Egal, ob Sie ein Milch- oder Joghurttyp sind oder ein Obstkombinierer: Müsli kommt bei Groß und Klein gerne in die Schale. „Vorausgesetzt, man hat seine Lieblingssorte entdeckt“, weiß Victoria Görlich aus Bünde-Dünne in Nordrhein-Westfalen. Seit Anfang 2020 vermarktet die 39-jährige Dipl.-Kauffrau gemeinsam mit ihrem Mann Marek Görlich im Nebenerwerb unter dem Namen „Hafergut“ Haferflocken und drei selbstkreierte Hafermüslis. Neben dem Landmüsli mit Rosinen gibt es ein Hafermüsli mit Schokolade und Hafergranola mit Kokos zur Auswahl. Der Hafer hierfür stammt aus hofeigener Produktion. Nach der Ernte reift er vier Wochen in der Maschinenhalle nach und wird dann im Auftrag von Hafergut im Lohn zu Haferflocken verarbeitet.

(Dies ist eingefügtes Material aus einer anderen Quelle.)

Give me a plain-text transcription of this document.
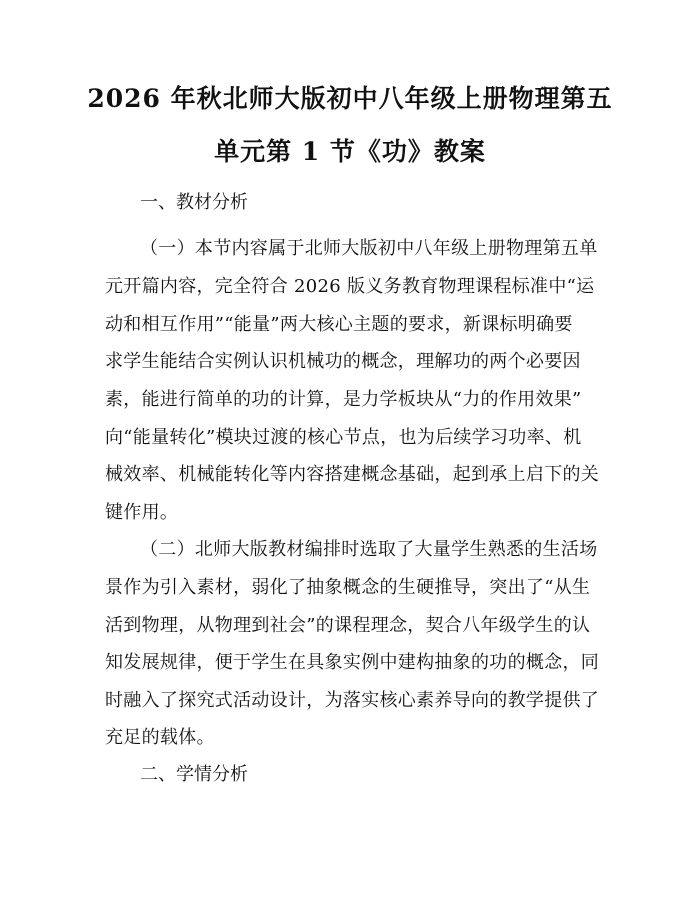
2026 年秋北师大版初中八年级上册物理第五
单元第 1 节《功》教案
一、教材分析
（一）本节内容属于北师大版初中八年级上册物理第五单
元开篇内容，完全符合 2026 版义务教育物理课程标准中“运
动和相互作用”“能量”两大核心主题的要求，新课标明确要
求学生能结合实例认识机械功的概念，理解功的两个必要因
素，能进行简单的功的计算，是力学板块从“力的作用效果”
向“能量转化”模块过渡的核心节点，也为后续学习功率、机
械效率、机械能转化等内容搭建概念基础，起到承上启下的关
键作用。
（二）北师大版教材编排时选取了大量学生熟悉的生活场
景作为引入素材，弱化了抽象概念的生硬推导，突出了“从生
活到物理，从物理到社会”的课程理念，契合八年级学生的认
知发展规律，便于学生在具象实例中建构抽象的功的概念，同
时融入了探究式活动设计，为落实核心素养导向的教学提供了
充足的载体。
二、学情分析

Individuelle Haferflocke kreiert
„Damit wir uns von der klassischen industriellen Ware unterscheiden, haben wir gemeinsam mit der Mühle eine hofeigene Flocke entwickelt“, erzählt Victoria Görlich. Die Hafergut-Flocke ist vergleichbar groß wie eine Feinblattflocke, hat aber eine festere Struktur und mehr Biss. Sortenabhängig schmeckt sie nussig bis leicht honigartig. Bis zur endgültigen Vermarktungsreife Ende 2020 mussten Familie und Freunde ordentlich Müsli verkosten. „Für unsere drei verschiedenen Müslisorten röste ich vorab einen Teil der Haferflocken im Backofen“, verrät die Geschäftsfrau. Rapsöl und Zuckerrübensirup unterstreichen dabei das Aroma und verstärken den erwünschten Knuspereffekt. Viel Aufwand betrieb die Vermarkterin im ersten Jahr mit der Kundenakquise. Um langfristige Kundenbeziehungen zu knüpfen, lieferte sie die bestellte Ware sogar persönlich aus. Inzwischen konnte sie ihr Sortiment in rund 80 Hofläden und 10 Lebensmittelmärkten platzieren und setzte in den ersten 12 Monaten rund 14 000 Tüten Müsli mit einer Packungsgröße von 375 g Inhalt ab.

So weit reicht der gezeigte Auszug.